If you’re in the mood to feel super-heroic, that’s pretty awesome, I guess. Paula would hope I’m feeling great, because I’m sure doing great, and I would silently fist pump as she congratulated me for running most of the distance between Toronto and Pittsburgh. Five kilometers, one mile, six miles, it didn’t really make a difference to her — I was Pittsburgh-bound, every single afternoon.
And the celebrity cameos aren’t the only things that aren’t… you know, accurate. Quickly Google any given (and for journalistic balance, here’s this) link about the product, and you’ll see what I mean. There’s all kinds of advice on what to calibrate, how to calibrate, when to calibrate, but overall the experience seems to be that if you’re willing to use the Nike+ sensor, then you’re willing to tolerate about a 5% to 10% variance in your results. If you’re running a half-marathon, that’s anywhere up to just over a mile.
Best of all, it’s going to die pretty soon. Almost as soon as it was released, discussion started about the limited battery life, which would span roughly 1,000 miles (see my goal, above) or a year of solid use. Then the whole $50 is going to be a brick, and I’ll have to toss it out — data and all. Unless I suddenly discover a means of printing off all the accomplishments I have stored over at the Nike website, it’ll all get wiped away when I get a new Nike+ set.

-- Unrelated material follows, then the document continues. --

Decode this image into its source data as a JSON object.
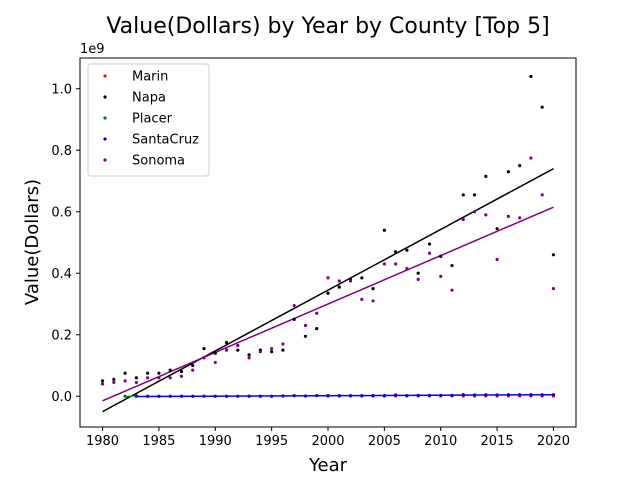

And I bought a new Nano just so I could keep using it, anyway.
Why? Because the thing is, it’s nifty. If you’re one of those hardcore runners who wants to know your distance down to the meter, there are products out there for you. You can spend a couple of hundred bucks on wrist-borne computers that will track your distance from orbit, and report your footspeed relative to the surface of the earth at any given moment. The technology is freely available; the opportunity is there. Fill, as Maritimers have been known to say, your boots.
Or, I can spend just over forty bucks, plug something into my very-portable and otherwise-fine iPod, and have something to vocally encourage me as I pound out the miles. Apple and Nike managed to successfully fuse my obsession with numbers and my total reliance on music to exercise, and I’m fine with that — it might not work perfectly, but it’s good enough for the money spent. Even when the time comes for me to dump another more money into a new kit… well, I probably will, because it was so much fun using this one to begin with. I blow enough money in a year on shoes anyway.
My Nike+ has never, ever functioned properly, but it’s worked well enough for me that I’m disappointed if a female voice doesn’t come on every seven minutes and bellow the number of miles I’ve run in my ear. It wouldn’t hurt if Apple maybe tested their new hardware with the hugely-co-marketing widget they’re offering alongside their giant athletics partner, but as long I get fifty bucks’ worth of fun out of it, I’m fine.